Der Reichskanzler rief dazu auf, eine Demokratie aufzubauen, die „geduldig in jeder Lage für das eigene unglückliche Vaterland eine Förderung der Freiheit sucht!“ Den Populismus, der „auf den Tisch schlägt und sagt: ,Wir sind an der Macht‘“, lehnte Wirth hingehen kategorisch ab.
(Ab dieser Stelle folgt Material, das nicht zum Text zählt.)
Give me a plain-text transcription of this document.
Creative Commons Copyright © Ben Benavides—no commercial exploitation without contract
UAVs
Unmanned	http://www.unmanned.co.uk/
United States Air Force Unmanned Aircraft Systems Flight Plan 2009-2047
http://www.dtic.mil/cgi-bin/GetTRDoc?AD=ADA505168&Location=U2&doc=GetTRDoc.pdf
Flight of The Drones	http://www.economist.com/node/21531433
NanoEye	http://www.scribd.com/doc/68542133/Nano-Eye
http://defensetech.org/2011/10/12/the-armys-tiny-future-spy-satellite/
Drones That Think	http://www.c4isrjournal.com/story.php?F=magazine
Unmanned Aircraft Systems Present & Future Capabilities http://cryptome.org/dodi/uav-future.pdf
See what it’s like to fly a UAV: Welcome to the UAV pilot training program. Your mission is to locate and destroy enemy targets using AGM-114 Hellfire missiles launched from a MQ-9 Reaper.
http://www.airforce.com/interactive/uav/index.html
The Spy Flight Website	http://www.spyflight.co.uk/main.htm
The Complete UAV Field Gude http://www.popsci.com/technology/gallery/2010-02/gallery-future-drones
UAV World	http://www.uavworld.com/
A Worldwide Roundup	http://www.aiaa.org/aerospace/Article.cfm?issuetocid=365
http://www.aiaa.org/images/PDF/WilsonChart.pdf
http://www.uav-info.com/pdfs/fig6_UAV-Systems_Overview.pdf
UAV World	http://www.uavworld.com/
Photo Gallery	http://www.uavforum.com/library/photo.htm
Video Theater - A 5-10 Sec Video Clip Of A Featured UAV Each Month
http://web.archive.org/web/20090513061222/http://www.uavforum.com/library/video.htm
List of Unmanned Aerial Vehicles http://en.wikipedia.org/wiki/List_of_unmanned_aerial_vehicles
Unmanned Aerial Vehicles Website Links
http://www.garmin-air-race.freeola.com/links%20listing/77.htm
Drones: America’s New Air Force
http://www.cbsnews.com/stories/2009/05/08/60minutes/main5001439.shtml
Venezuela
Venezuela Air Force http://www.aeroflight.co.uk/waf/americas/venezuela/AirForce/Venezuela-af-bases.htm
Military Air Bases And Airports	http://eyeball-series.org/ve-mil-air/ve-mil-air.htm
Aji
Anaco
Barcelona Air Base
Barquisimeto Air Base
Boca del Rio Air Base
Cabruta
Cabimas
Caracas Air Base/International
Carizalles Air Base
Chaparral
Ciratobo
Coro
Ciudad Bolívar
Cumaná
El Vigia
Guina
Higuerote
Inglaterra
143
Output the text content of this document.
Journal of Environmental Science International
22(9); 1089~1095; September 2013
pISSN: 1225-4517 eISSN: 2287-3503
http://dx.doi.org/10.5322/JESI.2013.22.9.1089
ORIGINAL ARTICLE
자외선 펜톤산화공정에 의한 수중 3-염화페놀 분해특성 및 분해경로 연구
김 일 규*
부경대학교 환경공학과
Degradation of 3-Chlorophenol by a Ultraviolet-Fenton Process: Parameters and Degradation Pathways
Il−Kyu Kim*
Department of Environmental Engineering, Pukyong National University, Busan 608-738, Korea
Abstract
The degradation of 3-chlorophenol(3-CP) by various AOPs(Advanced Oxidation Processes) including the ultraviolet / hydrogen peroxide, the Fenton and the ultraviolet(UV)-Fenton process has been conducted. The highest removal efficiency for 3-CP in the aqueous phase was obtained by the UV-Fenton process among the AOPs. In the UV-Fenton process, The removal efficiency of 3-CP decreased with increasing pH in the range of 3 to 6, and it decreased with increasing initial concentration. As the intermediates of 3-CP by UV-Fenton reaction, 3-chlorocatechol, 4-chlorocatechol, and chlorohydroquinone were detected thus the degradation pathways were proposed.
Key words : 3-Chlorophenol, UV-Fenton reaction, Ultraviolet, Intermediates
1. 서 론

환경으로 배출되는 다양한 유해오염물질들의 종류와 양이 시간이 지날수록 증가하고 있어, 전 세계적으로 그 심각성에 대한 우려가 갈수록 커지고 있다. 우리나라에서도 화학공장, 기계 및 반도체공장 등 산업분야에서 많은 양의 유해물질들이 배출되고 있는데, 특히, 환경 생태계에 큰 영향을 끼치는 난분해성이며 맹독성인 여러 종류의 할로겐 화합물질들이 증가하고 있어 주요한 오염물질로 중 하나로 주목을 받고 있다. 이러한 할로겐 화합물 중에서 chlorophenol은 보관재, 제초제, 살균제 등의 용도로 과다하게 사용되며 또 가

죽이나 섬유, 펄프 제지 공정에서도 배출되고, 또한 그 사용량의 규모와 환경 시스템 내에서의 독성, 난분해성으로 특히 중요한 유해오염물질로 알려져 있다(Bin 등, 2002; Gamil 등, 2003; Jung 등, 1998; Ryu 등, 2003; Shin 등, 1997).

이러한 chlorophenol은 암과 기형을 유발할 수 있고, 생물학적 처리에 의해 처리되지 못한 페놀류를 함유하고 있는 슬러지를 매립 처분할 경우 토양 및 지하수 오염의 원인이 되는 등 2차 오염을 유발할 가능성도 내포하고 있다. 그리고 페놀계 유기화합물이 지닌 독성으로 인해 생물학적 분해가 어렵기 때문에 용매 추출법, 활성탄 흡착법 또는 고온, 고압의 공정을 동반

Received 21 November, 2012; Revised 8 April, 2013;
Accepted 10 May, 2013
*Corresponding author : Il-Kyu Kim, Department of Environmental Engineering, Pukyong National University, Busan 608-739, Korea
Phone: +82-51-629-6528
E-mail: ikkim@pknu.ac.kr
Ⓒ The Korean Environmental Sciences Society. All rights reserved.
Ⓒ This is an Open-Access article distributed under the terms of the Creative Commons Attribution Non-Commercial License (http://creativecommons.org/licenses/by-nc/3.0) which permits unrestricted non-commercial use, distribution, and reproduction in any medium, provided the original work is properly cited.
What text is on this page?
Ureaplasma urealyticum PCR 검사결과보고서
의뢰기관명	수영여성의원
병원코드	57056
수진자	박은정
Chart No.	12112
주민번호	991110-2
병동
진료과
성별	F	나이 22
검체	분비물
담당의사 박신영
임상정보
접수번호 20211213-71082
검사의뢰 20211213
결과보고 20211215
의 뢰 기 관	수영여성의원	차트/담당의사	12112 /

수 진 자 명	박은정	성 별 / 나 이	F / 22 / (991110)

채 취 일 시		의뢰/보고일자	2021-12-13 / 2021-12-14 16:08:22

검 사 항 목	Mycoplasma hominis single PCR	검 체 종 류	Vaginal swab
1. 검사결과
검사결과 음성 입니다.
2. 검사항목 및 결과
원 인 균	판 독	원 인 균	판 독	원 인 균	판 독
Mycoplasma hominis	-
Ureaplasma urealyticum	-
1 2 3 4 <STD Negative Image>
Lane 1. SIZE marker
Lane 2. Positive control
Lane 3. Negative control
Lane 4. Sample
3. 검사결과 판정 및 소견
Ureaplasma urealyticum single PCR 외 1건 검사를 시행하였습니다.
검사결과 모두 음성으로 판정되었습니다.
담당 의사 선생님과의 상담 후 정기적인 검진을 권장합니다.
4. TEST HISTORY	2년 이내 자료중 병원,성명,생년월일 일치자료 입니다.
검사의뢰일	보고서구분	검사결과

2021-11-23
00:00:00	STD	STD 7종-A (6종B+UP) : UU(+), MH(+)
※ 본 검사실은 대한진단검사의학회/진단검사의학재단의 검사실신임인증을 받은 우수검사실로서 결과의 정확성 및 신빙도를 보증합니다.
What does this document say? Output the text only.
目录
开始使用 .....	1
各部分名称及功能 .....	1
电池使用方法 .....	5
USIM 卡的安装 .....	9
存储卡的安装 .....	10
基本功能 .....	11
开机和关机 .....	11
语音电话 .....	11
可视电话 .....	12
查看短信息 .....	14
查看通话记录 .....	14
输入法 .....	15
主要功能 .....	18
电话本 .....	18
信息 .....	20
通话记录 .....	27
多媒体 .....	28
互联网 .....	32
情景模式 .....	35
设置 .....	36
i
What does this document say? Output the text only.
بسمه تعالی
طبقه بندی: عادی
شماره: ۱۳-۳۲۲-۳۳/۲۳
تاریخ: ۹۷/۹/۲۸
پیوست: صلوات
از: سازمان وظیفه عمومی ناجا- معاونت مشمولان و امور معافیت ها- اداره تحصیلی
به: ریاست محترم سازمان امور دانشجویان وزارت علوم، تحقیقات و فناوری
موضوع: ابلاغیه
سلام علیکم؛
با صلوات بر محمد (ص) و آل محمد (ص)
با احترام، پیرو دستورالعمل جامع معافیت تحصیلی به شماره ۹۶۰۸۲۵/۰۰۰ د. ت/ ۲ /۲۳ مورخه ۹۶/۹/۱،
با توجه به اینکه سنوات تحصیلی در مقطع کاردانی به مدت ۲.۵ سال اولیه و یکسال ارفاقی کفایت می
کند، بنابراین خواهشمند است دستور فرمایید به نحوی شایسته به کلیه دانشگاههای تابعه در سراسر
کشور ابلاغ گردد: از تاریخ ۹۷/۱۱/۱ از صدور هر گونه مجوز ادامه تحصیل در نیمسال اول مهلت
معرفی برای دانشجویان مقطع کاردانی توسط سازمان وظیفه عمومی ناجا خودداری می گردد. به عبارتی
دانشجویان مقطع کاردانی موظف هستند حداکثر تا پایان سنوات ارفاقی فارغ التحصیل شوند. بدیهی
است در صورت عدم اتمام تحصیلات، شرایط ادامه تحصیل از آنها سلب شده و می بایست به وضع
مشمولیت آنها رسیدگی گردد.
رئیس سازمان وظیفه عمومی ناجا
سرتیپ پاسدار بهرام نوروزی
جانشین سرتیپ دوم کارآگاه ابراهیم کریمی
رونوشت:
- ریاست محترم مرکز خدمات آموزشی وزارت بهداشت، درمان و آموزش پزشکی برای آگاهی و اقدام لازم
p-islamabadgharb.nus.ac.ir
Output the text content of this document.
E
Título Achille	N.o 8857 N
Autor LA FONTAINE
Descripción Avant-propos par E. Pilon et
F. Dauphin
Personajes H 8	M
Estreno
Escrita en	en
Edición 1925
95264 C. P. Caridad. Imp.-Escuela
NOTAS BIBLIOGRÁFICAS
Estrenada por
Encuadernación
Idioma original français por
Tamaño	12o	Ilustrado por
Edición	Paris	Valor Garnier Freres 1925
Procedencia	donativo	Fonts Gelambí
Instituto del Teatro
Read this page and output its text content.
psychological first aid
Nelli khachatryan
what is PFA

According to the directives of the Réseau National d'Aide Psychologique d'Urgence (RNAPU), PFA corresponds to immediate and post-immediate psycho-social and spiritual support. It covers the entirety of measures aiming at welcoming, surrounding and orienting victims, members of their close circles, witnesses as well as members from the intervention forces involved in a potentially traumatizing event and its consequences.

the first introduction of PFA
Dann schloss er seine emotionale Rede mit den bekanntesten Worten seiner Karriere. Er wies auf jenen Teil des Saals, in dem die DNVP-Abgeordneten empört mit dem Füßen scharrten, und rief: „Da steht der Feind, der sein Gift in die Wunden eines Volkes träufelt. Da steht der Feind, und darüber ist kein Zweifel: Dieser Feind steht rechts!“
Die Abgeordneten der Mitte und des linken Flügels sowie die meisten Besucher auf den Tribünen honorierten diese Klarheit mit stürmischem Beifall. Harry Graf Kessler, eigentlich kein Freund Wirths, notierte: „Man fühlt, es kommt eben wirklich aus der Tiefe seiner Überzeugung. Ich habe dem Mann Unrecht getan; er ist doch jemand.“
Als Folge dieses beeindruckenden Auftritts verabschiedete der Reichstag vier Wochen später das Republikschutzgesetz, das die Feinde der Demokratie in ihre Schranken weisen sollte. Allerdings wurden nur eindeutig antisemitische Gruppen wie der Deutschvölkische Schutz- und Trutzbund (DvSTB) verboten, nicht jedoch die DNVP und auch noch nicht die kleine NSDAP.
Wirths Auftritt hatte so zwar Folgen, aber keine hinreichenden. Denn die DvSTB-Mitglieder wechselten zum großen Teil in Hitlers Partei. Die demokratische Entschiedenheit hatte zu kurz gegriffen.